Virgin Atlantic, the airline that stopped Australian human rights lawyer Jen Robinson last Thursday and told her she was on an “inhibited list” that required approval from the Australian High Commission to return home, has told Crikey that “security services” were responsible for the incident and directed further questions to the British Home Office.
The stopping of Robinson, who was later allowed to board her Heathrow flight to Sydney via Hong Kong without any contact being made with Australia House, caused a furore that Attorney-General Nicola Roxon says prompted the government to request the Department of Foreign Affairs and Trade – initially suspected by Robinson of being behind the incident – to seek an explanation from the UK.

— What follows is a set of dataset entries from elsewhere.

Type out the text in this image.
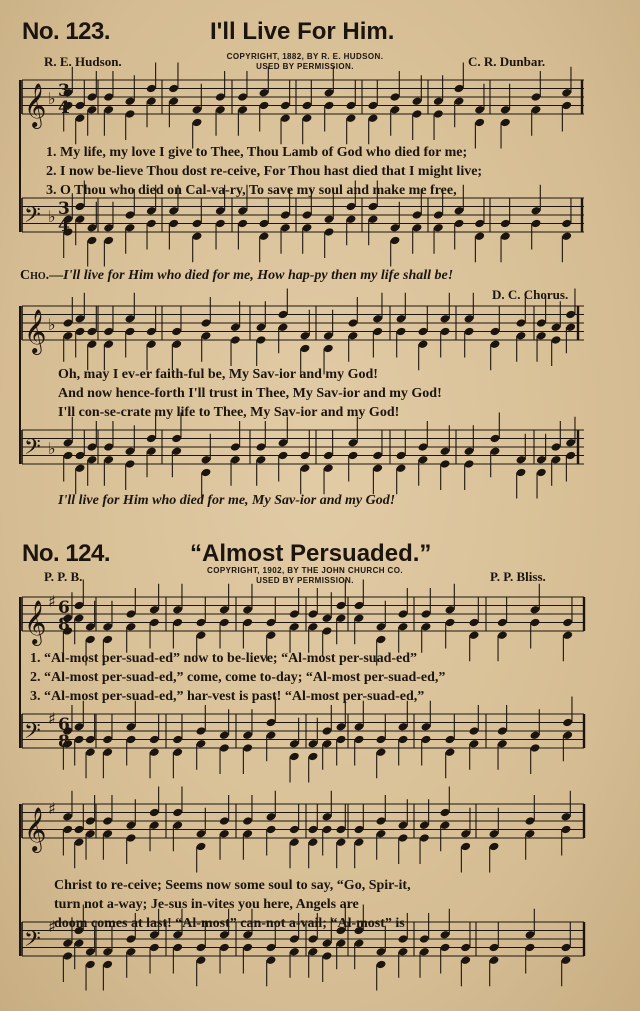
𝄞 ♭ 3
4
𝄢 ♭ 3
4
𝄞 ♭
𝄢 ♭
𝄞 ♯ 6
8
𝄢
♯ 6
8
𝄞 ♯
𝄢
♯
No. 123.	I'll Live For Him.
COPYRIGHT, 1882, BY R. E. HUDSON.
USED BY PERMISSION.
R. E. Hudson.	C. R. Dunbar.
1. My life, my love I give to Thee, Thou Lamb of God who died for me;
2. I now be-lieve Thou dost re-ceive, For Thou hast died that I might live;
3. O Thou who died on Cal-va-ry, To save my soul and make me free,
Cho.—I'll live for Him who died for me, How hap-py then my life shall be!
D. C. Chorus.
Oh, may I ev-er faith-ful be, My Sav-ior and my God!
And now hence-forth I'll trust in Thee, My Sav-ior and my God!
I'll con-se-crate my life to Thee, My Sav-ior and my God!
I'll live for Him who died for me, My Sav-ior and my God!
No. 124.	“Almost Persuaded.”
COPYRIGHT, 1902, BY THE JOHN CHURCH CO.
USED BY PERMISSION.
P. P. B.	P. P. Bliss.
1. “Al-most per-suad-ed” now to be-lieve; “Al-most per-suad-ed”
2. “Al-most per-suad-ed,” come, come to-day; “Al-most per-suad-ed,”
3. “Al-most per-suad-ed,” har-vest is past! “Al-most per-suad-ed,”
Christ to re-ceive; Seems now some soul to say, “Go, Spir-it,
turn not a-way; Je-sus in-vites you here, Angels are
doom comes at last! “Al-most” can-not a-vail; “Al-most” is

The term “inhibited” is used by the US Department of Homeland Security to refer to passengers who should not be given access to aircraft or “sterile” areas of international airports without additional on-the-spot government approval.
Virgin’s statement appears to sheet home responsibility to UK security services. The company’s Australian office told Crikey that its UK head office had advised:
what happened with Ms Robinson was absolutely a matter of security so therefore something we can’t really comment on. As the airline we don’t make decisions on security issues like this, we only act on a response from the security services which is what happened with Ms Robinson last week. This was not an airline issue, it was a security issues and something that security services or the Home Office could perhaps comment on?
Last Thursday evening ABC journalist Jeff Waters contacted the UK Border Agency and was told that the stopping of Robinson was nothing to do with UK authorities. Clearly Virgin’s statement contradicts that. We now have DFAT, the UK Border Agency and the airline all blaming another party for Robinson being stopped.